False Statement #11 in Letter to a Christian Nation



The rate of gonorrhea among American teens is seventy times higher than it is among their peers in the Netherlands and France. (Page 27)



I checked out Mr. Harris’ source on this and it is, not surprisingly, a 2005 article in the New York Times. That article, in turn cited a study published in 2000 by the Guttmacher Institute. In that study (Panchaud C. et al. “Sexually Transmitted Diseases Among Adolescents in Developed Countries” Family Planning Perspectives 2000;32(1):24-32 & 45) the data for the US was taken from 1996. The data for France and the Netherlands came from 1990, 1993, 1996. US Data in 1996 from our CDC showed the incidence of gonorrhea in kids 15 to 19 to be 581.6 per 100,000. (That incidence declined to 490 in 2001 and 432 in 2005, by the way, the time period during which the abstinence programs Harris complains of were funded).

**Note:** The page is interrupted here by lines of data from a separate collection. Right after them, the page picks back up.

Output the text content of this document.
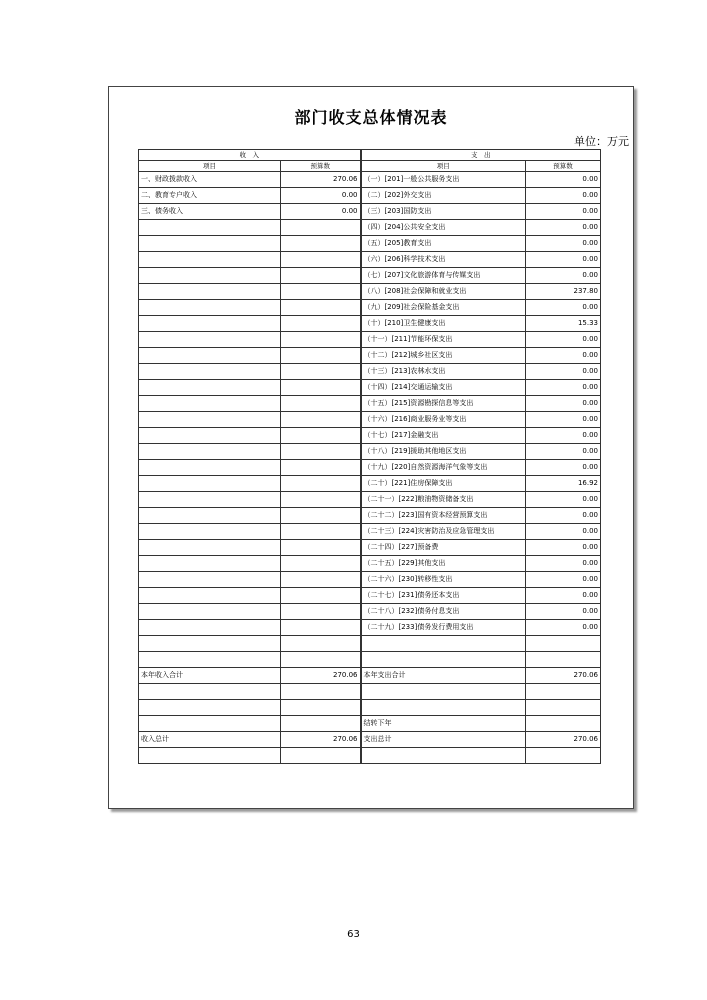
部门收支总体情况表
单位：万元
收　入		支　出	
项目	预算数	项目	预算数
一、财政拨款收入	270.06	（一）[201]一般公共服务支出	0.00
二、教育专户收入	0.00	（二）[202]外交支出	0.00
三、债务收入	0.00	（三）[203]国防支出	0.00
		（四）[204]公共安全支出	0.00
		（五）[205]教育支出	0.00
		（六）[206]科学技术支出	0.00
		（七）[207]文化旅游体育与传媒支出	0.00
		（八）[208]社会保障和就业支出	237.80
		（九）[209]社会保险基金支出	0.00
		（十）[210]卫生健康支出	15.33
		（十一）[211]节能环保支出	0.00
		（十二）[212]城乡社区支出	0.00
		（十三）[213]农林水支出	0.00
		（十四）[214]交通运输支出	0.00
		（十五）[215]资源勘探信息等支出	0.00
		（十六）[216]商业服务业等支出	0.00
		（十七）[217]金融支出	0.00
		（十八）[219]援助其他地区支出	0.00
		（十九）[220]自然资源海洋气象等支出	0.00
		（二十）[221]住房保障支出	16.92
		（二十一）[222]粮油物资储备支出	0.00
		（二十二）[223]国有资本经营预算支出	0.00
		（二十三）[224]灾害防治及应急管理支出	0.00
		（二十四）[227]预备费	0.00
		（二十五）[229]其他支出	0.00
		（二十六）[230]转移性支出	0.00
		（二十七）[231]债务还本支出	0.00
		（二十八）[232]债务付息支出	0.00
		（二十九）[233]债务发行费用支出	0.00

本年收入合计	270.06	本年支出合计	270.06

		结转下年	
收入总计	270.06	支出总计	270.06

63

The reported data for France and the Netherlands was 7.7 per 100,000.France does not collect data in gonorrhea in the same systematic way that way do. Instead, they have sentinel data from private labs, which the authors of the report acknowledge dramatically underreports the incidence of gonorrhea. Taking this suspect data for all age groups, the authors then extrapolated age distributions based upon assumptions that they also acknowledge were weak. The data from the Netherlands was compiled similarly, though the authors feel the quality of the data there is better than in France. The author of the study described problems associated with the European data:

For some countries, data come only from sentinel studies (France), for others they mainly from comprehensive official reporting systems (all sources of data are mentioned in our article). We also acknowledged in our study that French data are probably not of the best quality in the sense that they do not count all cases and actual STI levels are probably higher. The Dutch sentinel study is of a much better quality and its results were checked with those of the general declaration national system.
(Source: Christine Panchaud of UNESCO email to Michael Patrick Leahy January 15, 2007)

Harris leaves the reader with three false impressions:

1. That the data was current, as opposed to ten years old.
2. That the unfavorable ratio was the result of US policies on abstinence. In fact, those policies were not in place until AFTER the study, and during the 10 years since the study, US rates have declined dramatically.
3. That the French data does not understates the true incidence of gonorrhea in France, an concession freely made by the authors of the report he cites.


If Harris were intellectually honest, and not a propagandist, he would have made these facts known.